Strahlenberg's work is of great importance offering much first-hand information, geographical, historical and ethnographic, about Siberia and Great Tartary. His book also includes early descriptions of the linguistics of the region, with a Kalmyv vocabulary including the translations of Mongolian words. The most important aspect of his work was unquestionably his rare and significant map representing the Russian realm and Great Tartary, containing extensive information regarding Siberia.
Strahlenberg utilized a wide array of sources in preparing his map. He used his own latitude calculations, as well as readings he had taken with Daniel Gottlieb Messerschmidt, a Prussian naturalist with whom he travelled in Russia. Measurements and other geographic information were obtained from other sources as well, including Swedish officers on different expeditions, Swedish and German travelers, and Russian cartographers and explorers.
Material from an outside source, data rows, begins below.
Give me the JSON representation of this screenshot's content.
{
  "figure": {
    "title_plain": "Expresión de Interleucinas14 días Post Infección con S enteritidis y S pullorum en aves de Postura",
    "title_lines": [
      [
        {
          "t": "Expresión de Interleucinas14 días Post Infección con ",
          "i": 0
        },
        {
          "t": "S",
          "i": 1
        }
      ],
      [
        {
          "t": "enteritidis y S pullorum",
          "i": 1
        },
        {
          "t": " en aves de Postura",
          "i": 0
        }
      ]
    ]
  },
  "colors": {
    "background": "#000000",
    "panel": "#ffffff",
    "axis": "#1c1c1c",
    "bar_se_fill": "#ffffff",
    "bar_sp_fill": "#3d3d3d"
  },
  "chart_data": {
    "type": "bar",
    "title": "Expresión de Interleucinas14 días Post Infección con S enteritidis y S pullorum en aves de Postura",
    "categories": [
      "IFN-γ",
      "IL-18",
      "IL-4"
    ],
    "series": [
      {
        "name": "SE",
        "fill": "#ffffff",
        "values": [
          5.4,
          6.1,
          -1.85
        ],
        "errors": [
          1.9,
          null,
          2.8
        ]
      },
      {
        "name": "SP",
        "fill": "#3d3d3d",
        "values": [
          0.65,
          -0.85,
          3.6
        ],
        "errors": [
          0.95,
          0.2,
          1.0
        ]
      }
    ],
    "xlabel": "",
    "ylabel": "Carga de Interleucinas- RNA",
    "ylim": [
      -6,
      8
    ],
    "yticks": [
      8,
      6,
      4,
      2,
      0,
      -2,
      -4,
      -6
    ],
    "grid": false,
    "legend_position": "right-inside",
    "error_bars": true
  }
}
The map encompasses the area between 50° and 185° east longitude and 32° and 75° north latitude. It records the Russian territories from west of Moscow to Japan in the east and includes northern China, Tibet, and Turkestan in the south. Neighboring countries such as Poland, Persia, India, and Mongolia are documented. Numerous important geographic features are also represented: the Arctic and Pacific oceans, and the Caspian Sea; the Urals, Caucasus, and the Himalayan mountains; and the Gobi desert. The map is most notable, however, for its accurate representation of Siberia, particularly the settlement patterns of the region's various populations.
The map was later re-engraved for English editions of 1730 and 1736 by R.W. Seale. The original Swedish edition is one of the most important and collectable maps of Russia published in the 18th century and an essential map for Russian and Northeast Passage map collectors.